私は昔からキース・ジャレットというジャズピアニストが大好きで彼のCDを集めて聞いていました。全て即興演奏で同じ曲は一切弾かず、バッハのような曲も即興で弾いてしまうのですが、とにかく出てくる音楽は才能の塊。

クラシックでもないので、その頃はアナリーゼも出来ないのですし、一応彼のケルンコンサートの楽譜を買ったりして、本当に眺めるだけでした。

ところがある日、クラシックの教会モード(いわゆる旋法の)の本を読んでいたら、ふと「あれ!こらはジャズ理論から入った方が面白いのでは?」と興味を持ち、その筋のバイブル的な本も買ってきましたが、残念なことにちんぷんかんぷんで理解できません。

でも、その先に先ほどから書いた自分の問題点につながる何かがあるような気がして、まずは今風にyoutubeでジャズ理論を学びました。
クラシックの音楽史で習ったドリア、フリギア、リディア、ミクソリディアなどの構造は知っていましたが、使い方とコードトーンの関係性を知ると
興味津々になり、毎日むさぼる用にジャズ理論を頭に叩き込みました。

自分でもおかしいのは、仕事でジャズやアドリブを弾くわけでは無いのですから、こんな事にはまっていて大丈夫なのか?とも考えました。
でも、ついに半年ぐらいで車で移動中に聴いているキースのアドリブの
モードの色が分かるようになって来ました。
このドミナントでオルタード・スケールが来る!というようなジャズ的な喜びが体感できたのです。

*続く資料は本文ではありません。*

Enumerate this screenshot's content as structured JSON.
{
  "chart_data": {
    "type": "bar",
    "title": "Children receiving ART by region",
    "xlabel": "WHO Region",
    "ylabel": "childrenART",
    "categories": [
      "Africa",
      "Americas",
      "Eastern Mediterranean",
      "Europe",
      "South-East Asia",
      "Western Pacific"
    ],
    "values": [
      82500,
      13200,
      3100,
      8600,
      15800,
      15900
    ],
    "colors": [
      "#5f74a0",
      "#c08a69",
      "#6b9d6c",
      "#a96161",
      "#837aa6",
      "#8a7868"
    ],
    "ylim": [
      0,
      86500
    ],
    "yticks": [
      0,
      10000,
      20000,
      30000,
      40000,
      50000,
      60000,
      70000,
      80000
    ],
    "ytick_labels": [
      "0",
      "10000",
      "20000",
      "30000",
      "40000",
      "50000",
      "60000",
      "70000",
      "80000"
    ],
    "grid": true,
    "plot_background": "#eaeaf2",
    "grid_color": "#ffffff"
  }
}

でもこの時点では、まだ自身の作曲には直接つながりません。

今度は裏コードというものを覚えていた時の話ですが、やはりドミナントのコードが急にお洒落になるので「かっこいいなぁ~!」と覚えて5度圏と一緒に覚えたとたんに、頭の中で「あれ!これは、もしかして印象派の作曲家が好きなコード展開に似てるな!」「そういえばスペイン音楽もモードが沢山使われているし、ファリャの大好きなフレーズも不思議にジャズには聴こえませんが、ジャズのオルタード・スケールっぽいところが良くある。という事は、これは、、、」とやっと頭の中でクラシック音楽と繋がるのです。

こうなると、もう我慢が出来ません。
昔から興味を持ち、入手したことが無い食材が何種類も並んでいる前で、早く料理をしたい、という気持ちと同じで、
この技法で自分の曲を書いて見たい!という感情になるのです。

ここまでのプロセスが私にとってはとても大事で、大谷翔平さんではないですが、偉大な作曲家にあこがれてしまうと、どうしても模倣的になってしまいます。(勿論、それも大切な勉強です)しかし、自分なりに咀嚼した技法と素晴らしい先人の作曲家たちとの音楽的なつながりが見つかると、そこから自分のアイディアで新しいものが書ける気がするのです。
あくまで自分の経験談ですが、このパターンでまだまだ書き続けられる
自信にはなっています。

何故なら、この世界にはまだ素晴らしい音楽の要素が星の数ほどありますので、そこから無数の刺激と、この音楽はどうなっているんだ?という興味が無くならなければ、同じプロセスで書き続けられて、自分の作品も良くなると信じています。